Reflections and Questions From the Second Week
- So many miles of stunted, brown corn across the upper Midwest. Sad, but global climate change is not a myth and it has real implications.
- Many great lessons we can share from both public and private schools. It is not about the name on the school but what goes on there.
- Innovative schools seem to ALL be connected with local colleges, universities, community organizations, businesses, or other schools. These connections are free and powerful drivers. If you are not similarly connected, why not?
- If we want to bust silos, what if (particularly in elementary and middle school levels) we had just three blocks of learning: Humanities, STEM, and Art? How would that bring people together to focus on connecting rather than splitting instruction and time? How would that simplify and leverage the daily schedule?
- What if every classroom had mostly writable surfaces on walls and cabinet faces? The paint for this is cheap and it would utterly change the relationship between students, actions, information, and teachers.

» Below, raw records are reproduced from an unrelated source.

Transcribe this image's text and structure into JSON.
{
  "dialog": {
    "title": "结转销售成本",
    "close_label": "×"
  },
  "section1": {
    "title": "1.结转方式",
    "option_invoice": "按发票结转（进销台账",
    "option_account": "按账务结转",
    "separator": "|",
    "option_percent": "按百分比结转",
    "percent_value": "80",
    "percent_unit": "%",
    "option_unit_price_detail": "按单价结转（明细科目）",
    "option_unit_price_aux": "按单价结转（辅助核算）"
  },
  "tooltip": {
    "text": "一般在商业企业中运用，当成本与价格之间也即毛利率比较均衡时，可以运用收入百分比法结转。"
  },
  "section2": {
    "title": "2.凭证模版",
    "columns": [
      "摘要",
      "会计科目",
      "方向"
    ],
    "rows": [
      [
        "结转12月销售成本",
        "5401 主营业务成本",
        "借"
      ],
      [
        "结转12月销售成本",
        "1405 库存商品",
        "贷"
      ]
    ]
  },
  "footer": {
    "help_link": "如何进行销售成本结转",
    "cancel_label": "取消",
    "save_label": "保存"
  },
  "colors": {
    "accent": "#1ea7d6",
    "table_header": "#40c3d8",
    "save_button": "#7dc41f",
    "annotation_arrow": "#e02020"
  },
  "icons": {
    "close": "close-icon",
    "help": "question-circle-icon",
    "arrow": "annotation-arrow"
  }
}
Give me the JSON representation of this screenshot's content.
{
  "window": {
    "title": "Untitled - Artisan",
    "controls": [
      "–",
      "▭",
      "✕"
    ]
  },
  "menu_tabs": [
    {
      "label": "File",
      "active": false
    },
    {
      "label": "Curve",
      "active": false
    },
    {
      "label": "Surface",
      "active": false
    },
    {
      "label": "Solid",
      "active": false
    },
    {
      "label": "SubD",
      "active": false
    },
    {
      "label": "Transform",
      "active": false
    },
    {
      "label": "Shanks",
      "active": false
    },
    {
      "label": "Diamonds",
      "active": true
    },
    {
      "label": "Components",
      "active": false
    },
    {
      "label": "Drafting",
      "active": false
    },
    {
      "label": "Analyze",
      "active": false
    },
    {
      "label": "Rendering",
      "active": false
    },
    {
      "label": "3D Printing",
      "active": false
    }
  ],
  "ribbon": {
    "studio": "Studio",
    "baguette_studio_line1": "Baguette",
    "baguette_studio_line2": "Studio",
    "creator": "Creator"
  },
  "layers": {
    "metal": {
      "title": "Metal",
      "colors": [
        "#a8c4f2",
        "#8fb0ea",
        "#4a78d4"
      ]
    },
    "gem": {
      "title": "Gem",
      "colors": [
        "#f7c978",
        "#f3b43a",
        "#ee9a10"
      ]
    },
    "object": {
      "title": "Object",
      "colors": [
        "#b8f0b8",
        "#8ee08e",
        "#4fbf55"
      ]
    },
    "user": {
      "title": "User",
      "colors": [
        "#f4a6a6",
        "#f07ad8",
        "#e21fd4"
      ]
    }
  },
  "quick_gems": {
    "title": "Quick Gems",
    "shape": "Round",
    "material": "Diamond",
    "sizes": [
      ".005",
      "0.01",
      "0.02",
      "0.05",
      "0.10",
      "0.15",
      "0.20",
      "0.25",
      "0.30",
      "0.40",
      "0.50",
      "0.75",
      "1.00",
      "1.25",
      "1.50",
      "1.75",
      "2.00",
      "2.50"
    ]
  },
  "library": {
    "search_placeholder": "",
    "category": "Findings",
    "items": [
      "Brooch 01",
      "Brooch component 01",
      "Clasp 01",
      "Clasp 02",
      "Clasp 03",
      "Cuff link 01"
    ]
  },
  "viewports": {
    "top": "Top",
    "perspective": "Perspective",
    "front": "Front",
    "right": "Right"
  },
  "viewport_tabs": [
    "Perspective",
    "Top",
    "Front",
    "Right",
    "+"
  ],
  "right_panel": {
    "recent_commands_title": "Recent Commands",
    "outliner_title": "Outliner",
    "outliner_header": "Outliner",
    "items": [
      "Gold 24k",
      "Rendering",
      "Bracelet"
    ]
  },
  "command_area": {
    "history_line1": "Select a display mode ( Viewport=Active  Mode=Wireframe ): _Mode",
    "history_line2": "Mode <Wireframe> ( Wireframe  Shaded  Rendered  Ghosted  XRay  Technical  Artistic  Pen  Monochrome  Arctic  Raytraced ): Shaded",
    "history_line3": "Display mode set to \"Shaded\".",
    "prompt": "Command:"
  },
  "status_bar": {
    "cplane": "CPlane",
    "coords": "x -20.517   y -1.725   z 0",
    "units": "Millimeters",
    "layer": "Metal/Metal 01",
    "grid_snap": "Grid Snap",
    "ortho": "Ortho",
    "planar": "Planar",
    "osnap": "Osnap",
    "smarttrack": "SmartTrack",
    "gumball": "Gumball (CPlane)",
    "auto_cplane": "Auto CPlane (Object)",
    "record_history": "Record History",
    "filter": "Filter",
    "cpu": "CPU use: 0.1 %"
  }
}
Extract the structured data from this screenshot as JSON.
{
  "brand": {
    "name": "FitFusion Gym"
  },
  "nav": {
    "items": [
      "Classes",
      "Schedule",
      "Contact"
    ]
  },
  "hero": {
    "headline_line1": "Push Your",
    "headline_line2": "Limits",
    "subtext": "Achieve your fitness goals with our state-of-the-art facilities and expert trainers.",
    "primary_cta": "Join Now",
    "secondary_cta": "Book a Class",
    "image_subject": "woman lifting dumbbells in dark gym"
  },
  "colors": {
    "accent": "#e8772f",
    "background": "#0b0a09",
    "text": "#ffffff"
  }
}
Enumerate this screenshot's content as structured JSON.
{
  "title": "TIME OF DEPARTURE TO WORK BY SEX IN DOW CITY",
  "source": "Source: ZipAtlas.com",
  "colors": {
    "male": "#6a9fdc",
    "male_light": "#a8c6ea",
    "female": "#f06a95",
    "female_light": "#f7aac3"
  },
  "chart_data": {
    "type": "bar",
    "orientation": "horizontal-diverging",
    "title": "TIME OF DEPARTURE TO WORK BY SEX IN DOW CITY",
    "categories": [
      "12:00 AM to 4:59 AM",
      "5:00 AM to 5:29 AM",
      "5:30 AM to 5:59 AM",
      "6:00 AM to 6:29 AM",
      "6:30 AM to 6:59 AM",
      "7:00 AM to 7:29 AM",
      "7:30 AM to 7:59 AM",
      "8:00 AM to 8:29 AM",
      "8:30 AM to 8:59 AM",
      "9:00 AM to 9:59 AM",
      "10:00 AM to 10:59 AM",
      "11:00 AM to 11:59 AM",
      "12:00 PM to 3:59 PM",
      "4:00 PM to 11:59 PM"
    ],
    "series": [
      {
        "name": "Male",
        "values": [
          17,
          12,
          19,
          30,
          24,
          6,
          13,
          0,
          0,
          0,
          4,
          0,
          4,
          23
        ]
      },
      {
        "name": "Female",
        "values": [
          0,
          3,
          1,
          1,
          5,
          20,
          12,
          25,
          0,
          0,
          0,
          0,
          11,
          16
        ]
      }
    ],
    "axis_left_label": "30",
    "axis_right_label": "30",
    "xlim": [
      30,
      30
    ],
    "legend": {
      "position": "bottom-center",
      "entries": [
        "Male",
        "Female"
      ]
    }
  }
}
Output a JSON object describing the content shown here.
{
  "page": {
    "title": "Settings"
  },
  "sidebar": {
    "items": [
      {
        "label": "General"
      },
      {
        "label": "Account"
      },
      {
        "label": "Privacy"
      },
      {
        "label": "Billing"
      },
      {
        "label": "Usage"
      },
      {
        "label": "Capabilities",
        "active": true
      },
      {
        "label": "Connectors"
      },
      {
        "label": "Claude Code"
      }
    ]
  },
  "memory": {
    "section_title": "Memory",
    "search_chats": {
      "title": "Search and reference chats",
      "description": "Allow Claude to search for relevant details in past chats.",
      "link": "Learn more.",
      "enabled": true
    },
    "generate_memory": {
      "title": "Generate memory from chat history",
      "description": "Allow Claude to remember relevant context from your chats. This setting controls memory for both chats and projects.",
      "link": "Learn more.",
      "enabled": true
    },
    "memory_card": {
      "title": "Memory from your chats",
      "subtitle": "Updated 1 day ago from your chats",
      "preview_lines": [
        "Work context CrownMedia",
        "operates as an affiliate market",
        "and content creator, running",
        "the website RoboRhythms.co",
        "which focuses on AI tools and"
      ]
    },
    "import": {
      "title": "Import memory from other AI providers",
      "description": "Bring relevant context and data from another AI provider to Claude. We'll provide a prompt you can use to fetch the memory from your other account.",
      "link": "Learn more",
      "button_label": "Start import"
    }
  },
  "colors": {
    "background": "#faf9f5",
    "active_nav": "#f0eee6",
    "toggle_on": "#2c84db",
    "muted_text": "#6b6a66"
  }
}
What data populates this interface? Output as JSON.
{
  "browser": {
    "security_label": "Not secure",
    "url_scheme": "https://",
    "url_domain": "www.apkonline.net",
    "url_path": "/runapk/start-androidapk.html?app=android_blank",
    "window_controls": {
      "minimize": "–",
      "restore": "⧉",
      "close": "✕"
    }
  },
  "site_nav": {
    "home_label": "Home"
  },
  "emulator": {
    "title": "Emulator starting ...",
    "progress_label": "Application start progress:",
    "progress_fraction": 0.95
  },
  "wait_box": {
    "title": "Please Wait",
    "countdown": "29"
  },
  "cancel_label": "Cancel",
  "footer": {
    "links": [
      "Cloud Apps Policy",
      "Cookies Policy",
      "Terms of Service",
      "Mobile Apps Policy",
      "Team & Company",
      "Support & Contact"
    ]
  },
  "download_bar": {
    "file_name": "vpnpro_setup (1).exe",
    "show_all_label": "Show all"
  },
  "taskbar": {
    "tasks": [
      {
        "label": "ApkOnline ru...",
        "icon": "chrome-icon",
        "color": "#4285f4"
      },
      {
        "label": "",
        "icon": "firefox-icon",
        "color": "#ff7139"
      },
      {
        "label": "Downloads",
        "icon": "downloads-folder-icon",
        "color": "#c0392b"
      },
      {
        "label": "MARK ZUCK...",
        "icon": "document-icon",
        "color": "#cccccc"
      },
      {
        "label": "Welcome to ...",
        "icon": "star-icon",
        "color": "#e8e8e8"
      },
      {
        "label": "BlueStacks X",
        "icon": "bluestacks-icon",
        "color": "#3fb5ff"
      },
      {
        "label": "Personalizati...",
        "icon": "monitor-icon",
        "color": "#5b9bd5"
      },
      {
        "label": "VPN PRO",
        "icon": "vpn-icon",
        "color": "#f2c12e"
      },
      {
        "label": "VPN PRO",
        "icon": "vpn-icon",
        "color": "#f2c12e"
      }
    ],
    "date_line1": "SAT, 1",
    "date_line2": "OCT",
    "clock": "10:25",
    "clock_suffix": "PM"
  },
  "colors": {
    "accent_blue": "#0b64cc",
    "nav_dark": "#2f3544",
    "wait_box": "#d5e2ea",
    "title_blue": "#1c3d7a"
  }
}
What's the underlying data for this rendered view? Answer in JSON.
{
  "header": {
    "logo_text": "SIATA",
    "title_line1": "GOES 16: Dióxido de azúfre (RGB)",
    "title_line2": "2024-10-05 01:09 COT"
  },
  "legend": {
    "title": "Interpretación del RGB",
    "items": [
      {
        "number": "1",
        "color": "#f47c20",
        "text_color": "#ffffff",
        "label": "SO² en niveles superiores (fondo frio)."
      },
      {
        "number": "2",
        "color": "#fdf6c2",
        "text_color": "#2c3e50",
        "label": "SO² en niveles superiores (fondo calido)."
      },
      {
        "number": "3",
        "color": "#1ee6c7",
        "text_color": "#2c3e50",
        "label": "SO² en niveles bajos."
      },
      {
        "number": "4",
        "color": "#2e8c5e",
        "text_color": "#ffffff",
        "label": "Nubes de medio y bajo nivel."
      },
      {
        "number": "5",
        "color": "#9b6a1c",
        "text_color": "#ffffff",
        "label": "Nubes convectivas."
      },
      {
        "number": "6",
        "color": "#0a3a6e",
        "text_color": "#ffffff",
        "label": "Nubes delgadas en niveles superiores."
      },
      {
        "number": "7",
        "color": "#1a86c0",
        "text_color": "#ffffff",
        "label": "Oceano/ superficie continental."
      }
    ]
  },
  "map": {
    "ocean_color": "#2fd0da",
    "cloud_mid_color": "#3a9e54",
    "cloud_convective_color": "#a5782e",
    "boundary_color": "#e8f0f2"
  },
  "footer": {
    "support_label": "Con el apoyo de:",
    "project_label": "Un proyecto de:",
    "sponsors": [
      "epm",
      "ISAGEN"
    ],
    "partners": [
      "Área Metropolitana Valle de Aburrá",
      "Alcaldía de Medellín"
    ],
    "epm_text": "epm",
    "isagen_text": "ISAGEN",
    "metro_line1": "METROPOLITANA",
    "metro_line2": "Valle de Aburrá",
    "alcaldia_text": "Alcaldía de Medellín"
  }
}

- What if someone kept a log of how much time a teacher is talking, and how much time students are talking? What about the ratio of teacher questions to student questions?
- What if we reduced the number of pieces of paper we hand out to students in a year by half? Is there a better way to learn than each student filling out a worksheet?
Thanks again to Bo Adams for recording our weekly interview, and for including a section on systems thinking from my book, The Falconer. Go to Bo’s blog site: I’ts About Learning to check it out.
More than 3,300 blog views in one week. “Wow” is all I can say. Wa it Wavy Gravy who had the great quote at Woodstock? “It’s about all of us, man, we’re all helping each other!” Think there is energy out there to connect with our colleagues and innovate? I would hate to think all those views are out of sympathy for my long hours on the road.
Thanks to all those who are following on Twitter as well (@GrantLichtman). I had several principals, many teachers, and a half-dozen schools start following me this week, so I hope they will push the blog out to others and urge them to connect with the schools I am visiting.
If every educator who follows this journey reaches out and connects with just one other school, think about the thousands of innovative nodes at work!